19.8. De raad stelt dat hij bij het vaststellen van het plan heeft aangesloten bij de feitelijke situatie op de gronden. Volgens de raad bestaan geen zwaarwegende bezwaren tegen het toekennen van een bouwvlak aan het perceel [...]. Voor de maximale goot- en bouwhoogte kan aansluiting worden gezocht bij de toegelaten hoogten op nabijgelegen percelen. De raad is bereid alsnog in overleg te treden met Project Westzaan en om geheel of gedeeltelijk tegemoet te komen aan haar verzoek.
20. Aan de percelen [...] en [...] is de bestemming "Bedrijf" toegekend, met de aanduiding "bedrijf tot en met categorie 3.1".
Het perceel [...] is tevens aangewezen als bouwvlak, met een toegelaten bebouwingspercentage van 60.
Op het perceel [...] rust geen bouwvlak.
20.1. Nu de raad zich in zoverre op een ander standpunt stelt dan hij in het bestreden besluit heeft gedaan en niet is gebleken dat gewijzigde omstandigheden hiertoe aanleiding hebben gegeven, moet worden geoordeeld dat het bestreden besluit wat betreft de bestemming "Bedrijf" voor de percelen [...] en [...] niet met de vereiste zorgvuldigheid is voorbereid. Het betoog slaagt.
Conclusie
21. Gelet op hetgeen hiervoor is geoordeeld ten aanzien van de overige beroepsgronden van Lijnden West Vastgoed II, Project Westzaan en [appellant sub 2C], ziet de Afdeling aanleiding met toepassing van artikel 8:72, derde lid, onder a, van de Awb te bepalen dat de rechtsgevolgen van het besluit van
4 juli 2013, in stand blijven, met uitzondering van de rechtsgevolgen van de plandelen die met vrucht zijn bestreden.
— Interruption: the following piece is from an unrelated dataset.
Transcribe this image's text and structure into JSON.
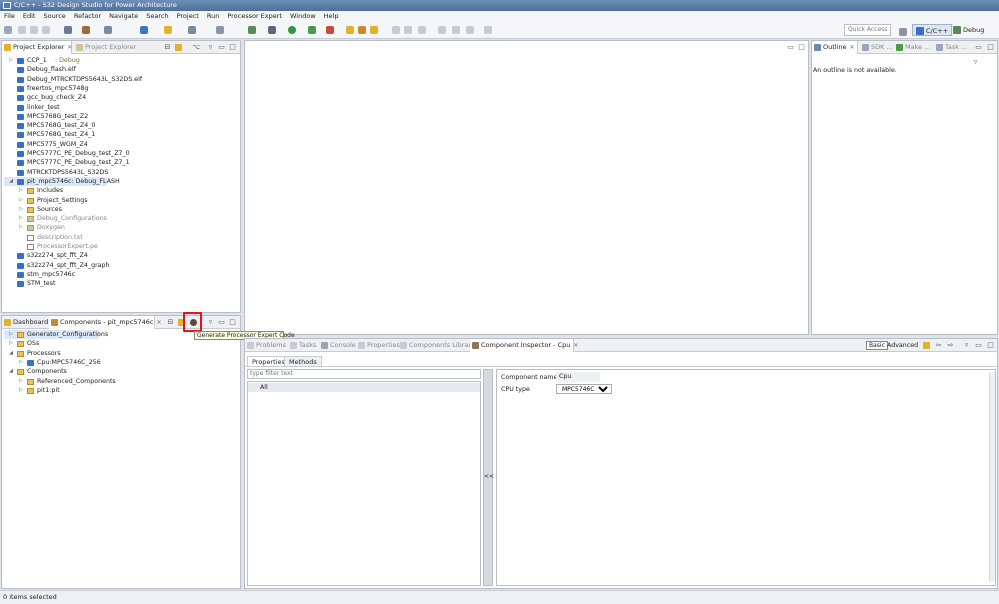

Concreet betekent dit dat de rechtsgevolgen van het plandeel met de bestemming "Bedrijf" voor het perceel [locatie 3] niet in stand blijven. Ook de rechtsgevolgen van het plandeel met de bestemming "Bedrijf" voor het perceel [locatie 4] blijven niet in stand. De rechtsgevolgen van het plandeel met de bestemming "Bedrijf" voor het perceel [locatie 2] blijven wel in stand.
22. De Afdeling ziet aanleiding om met toepassing van artikel 8:72, vierde lid, van de Awb de raad op te dragen om voor de in 21 genoemde plandelen, waarvan de rechtsgevolgen niet in stand blijven, met inachtneming van deze uitspraak een nieuw plan vast te stellen en zal daartoe een termijn stellen. Het door de raad te nemen nieuwe besluit behoeft niet overeenkomstig afdeling 3.4 van de Awb te worden voorbereid.
Het beroep van NOBA
23. Het besluit van 28 augustus 2014, waarbij het bestemmingsplan "Lijnden" gedeeltelijk is herzien, heeft geen betrekking op besluitonderdelen waartegen het beroep van NOBA is gericht. Gelet hierop heeft NOBA geen belang bij een beoordeling van dit besluit.
Bestemming "Agrarisch"
24. Het beroep van NOBA is gericht tegen het plandeel met de bestemming "Agrarisch" voor haar gronden ten zuidwesten van haar bedrijfsperceel aan de [locatie 7], voor zover de bouwmogelijkheden voor glastuinbouw, een bedrijfswoning en bedrijfsbebouwing uit het voorheen geldende bestemmingsplan "Landelijk Gebied" niet zijn gehandhaafd. Volgens NOBA kan de raad de beperking van de bouwmogelijkheden niet rechtvaardigen met een beroep op de PRVS, aangezien haar gronden daarin zijn aangeduid als bestaand bebouwd gebied (hierna: BBG).
NOBA betoogt verder dat de raad ten onrechte stelt dat uitbreiding van de bedrijvigheid aan de Raasdorperweg niet wenselijk is vanwege de mogelijke verkeersaantrekkende werking en de gevolgen daarvan voor de leefbaarheid. Aan dit standpunt van de raad ligt volgens NOBA geen onderzoek ten grondslag. De Raasdorperweg wordt in het "Deltaplan Bereikbaarheid, vrijheid van bewegen", vastgesteld door de raad op 26 januari 2012 (hierna: Deltaplan), aangemerkt als een "erftoegangsweg". Een erftoegangsweg heeft volgens de CROW-richtlijnen een capaciteit van 4.000 motorvoertuigen per etmaal. De bestaande belasting van de Raasdorperweg is aanmerkelijk lager, aldus NOBA.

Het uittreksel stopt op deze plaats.